The question for European companies is no longer “open source or proprietary?” but “which dependency are we willing to risk?”

Key Takeaways


  • Meta launched Muse Spark, its first proprietary AI model, breaking with three years of open source strategy built around Llama
  • $14.3 billion invested in Scale AI and Alexandr Wang to steer this new direction through Meta Superintelligence Labs
  • The model is competitive but not dominant: strong in reasoning and healthcare, behind in coding and agentic tasks
  • Access is the most restrictive on the market: no public API, no open weights, available only within Meta products
  • Open source AI isn’t dying — it’s migrating to Chinese labs (GLM-5.1, Qwen) and Google (Gemma 4)
  • Meta promises to open-source future versions of Muse, but that promise remains to be verified — especially after the Llama 4 precedent

The message is clear: in 2026, frontier AI is a business, not a public good.
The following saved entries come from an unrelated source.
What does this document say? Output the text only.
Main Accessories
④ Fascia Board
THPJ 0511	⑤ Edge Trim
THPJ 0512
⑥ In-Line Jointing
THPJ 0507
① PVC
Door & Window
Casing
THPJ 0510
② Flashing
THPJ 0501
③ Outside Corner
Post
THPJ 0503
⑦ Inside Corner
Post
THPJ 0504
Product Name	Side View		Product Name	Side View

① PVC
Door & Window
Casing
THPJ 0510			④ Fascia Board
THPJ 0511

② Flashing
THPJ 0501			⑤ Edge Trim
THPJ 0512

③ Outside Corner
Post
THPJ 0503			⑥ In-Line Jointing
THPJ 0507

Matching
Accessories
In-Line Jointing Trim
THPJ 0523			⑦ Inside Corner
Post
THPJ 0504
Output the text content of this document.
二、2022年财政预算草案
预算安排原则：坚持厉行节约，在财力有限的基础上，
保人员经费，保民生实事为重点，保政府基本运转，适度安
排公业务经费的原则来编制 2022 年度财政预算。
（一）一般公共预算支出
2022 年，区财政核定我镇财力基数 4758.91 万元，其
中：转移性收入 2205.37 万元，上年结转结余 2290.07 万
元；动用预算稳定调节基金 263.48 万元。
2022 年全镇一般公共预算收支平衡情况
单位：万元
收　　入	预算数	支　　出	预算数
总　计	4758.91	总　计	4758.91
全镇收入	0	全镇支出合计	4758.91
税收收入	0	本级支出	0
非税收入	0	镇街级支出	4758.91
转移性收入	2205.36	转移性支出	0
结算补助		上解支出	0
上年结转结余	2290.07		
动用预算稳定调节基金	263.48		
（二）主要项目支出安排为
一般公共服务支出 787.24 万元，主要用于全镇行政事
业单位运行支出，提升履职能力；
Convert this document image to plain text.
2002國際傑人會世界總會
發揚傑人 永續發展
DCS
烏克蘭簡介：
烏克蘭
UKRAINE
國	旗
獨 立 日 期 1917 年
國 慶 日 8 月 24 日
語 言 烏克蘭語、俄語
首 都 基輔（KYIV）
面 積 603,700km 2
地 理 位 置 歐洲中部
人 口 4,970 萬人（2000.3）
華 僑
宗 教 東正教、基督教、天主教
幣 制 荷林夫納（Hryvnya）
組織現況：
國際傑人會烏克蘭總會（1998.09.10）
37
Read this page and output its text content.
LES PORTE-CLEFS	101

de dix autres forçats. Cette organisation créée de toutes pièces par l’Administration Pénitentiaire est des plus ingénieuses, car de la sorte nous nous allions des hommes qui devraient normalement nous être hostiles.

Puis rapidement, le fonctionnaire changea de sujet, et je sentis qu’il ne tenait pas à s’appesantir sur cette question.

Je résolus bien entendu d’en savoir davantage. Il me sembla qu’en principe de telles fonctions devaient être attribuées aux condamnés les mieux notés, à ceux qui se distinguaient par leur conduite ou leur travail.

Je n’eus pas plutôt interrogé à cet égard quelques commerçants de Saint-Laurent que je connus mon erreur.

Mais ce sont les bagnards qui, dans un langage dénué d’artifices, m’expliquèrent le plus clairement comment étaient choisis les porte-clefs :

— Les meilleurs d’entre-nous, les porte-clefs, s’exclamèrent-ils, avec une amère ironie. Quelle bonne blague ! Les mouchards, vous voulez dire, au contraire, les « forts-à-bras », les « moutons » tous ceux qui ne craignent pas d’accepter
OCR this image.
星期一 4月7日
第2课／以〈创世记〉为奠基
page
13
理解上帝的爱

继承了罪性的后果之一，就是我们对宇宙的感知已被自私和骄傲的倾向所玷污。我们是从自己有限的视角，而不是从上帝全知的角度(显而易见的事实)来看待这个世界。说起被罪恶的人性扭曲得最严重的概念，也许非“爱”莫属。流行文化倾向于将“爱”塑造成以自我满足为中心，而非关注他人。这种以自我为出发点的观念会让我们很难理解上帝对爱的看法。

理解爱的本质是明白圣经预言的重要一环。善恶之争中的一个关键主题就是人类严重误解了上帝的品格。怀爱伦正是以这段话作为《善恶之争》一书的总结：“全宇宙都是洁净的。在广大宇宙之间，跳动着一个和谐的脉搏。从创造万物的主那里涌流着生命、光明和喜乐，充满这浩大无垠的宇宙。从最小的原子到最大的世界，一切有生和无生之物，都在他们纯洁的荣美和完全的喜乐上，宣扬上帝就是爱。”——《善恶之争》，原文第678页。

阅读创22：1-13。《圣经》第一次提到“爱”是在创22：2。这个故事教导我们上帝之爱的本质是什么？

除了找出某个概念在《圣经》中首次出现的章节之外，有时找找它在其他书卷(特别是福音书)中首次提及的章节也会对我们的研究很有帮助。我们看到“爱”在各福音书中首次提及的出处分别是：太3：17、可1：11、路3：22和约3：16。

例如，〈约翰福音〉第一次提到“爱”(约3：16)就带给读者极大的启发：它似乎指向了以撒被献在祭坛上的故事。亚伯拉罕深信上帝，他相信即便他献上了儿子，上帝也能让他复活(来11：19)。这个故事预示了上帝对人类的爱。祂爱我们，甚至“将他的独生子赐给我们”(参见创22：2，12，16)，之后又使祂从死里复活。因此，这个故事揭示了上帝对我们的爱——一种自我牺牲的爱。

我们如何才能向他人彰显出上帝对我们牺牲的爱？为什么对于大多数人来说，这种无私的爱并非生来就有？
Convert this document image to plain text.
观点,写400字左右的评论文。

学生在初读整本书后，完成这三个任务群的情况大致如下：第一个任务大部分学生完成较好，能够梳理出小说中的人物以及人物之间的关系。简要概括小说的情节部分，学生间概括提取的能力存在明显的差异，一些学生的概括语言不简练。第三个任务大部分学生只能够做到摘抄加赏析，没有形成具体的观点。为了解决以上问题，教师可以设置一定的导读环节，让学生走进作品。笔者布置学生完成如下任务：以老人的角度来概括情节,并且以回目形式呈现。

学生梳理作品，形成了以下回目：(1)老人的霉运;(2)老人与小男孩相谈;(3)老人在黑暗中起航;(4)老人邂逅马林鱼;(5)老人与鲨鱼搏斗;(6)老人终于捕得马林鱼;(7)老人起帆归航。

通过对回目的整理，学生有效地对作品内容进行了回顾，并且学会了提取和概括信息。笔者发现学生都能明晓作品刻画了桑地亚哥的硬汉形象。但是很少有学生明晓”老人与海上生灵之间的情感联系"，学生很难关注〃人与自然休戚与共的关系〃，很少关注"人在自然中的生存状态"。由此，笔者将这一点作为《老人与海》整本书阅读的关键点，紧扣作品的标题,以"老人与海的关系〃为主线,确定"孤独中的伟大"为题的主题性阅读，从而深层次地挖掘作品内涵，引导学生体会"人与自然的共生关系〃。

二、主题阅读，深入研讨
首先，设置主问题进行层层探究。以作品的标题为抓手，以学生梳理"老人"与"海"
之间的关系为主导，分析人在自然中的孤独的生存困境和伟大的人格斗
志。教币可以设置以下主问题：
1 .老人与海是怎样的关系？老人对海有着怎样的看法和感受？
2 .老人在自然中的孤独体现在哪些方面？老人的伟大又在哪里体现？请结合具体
Companies and developers who counted on Big Tech’s generosity need to adapt. The good news is that alternatives exist — you just need to know where to look.


FAQ

Is Muse Spark better than ChatGPT or Claude?

Not overall. Muse Spark is competitive but doesn’t surpass Claude Opus 4.6 or GPT-5.4 on most benchmarks. It excels in healthcare (HealthBench Hard: 42.8%) but falls behind in advanced reasoning and coding.

Will Meta continue developing Llama?

Yes, Meta says Llama remains an active project. Muse is a new model family developed in parallel by the Superintelligence Labs. But the massive investment in Muse suggests it’s now the priority.

Why is Meta abandoning open source?

Meta hasn’t officially “abandoned” open source — the company says it hopes to open-source future versions of Muse. But the reality is that the race to superintelligence, the Llama 4 failure, and $115-135 billion in 2026 capex make the open source approach economically difficult for frontier models.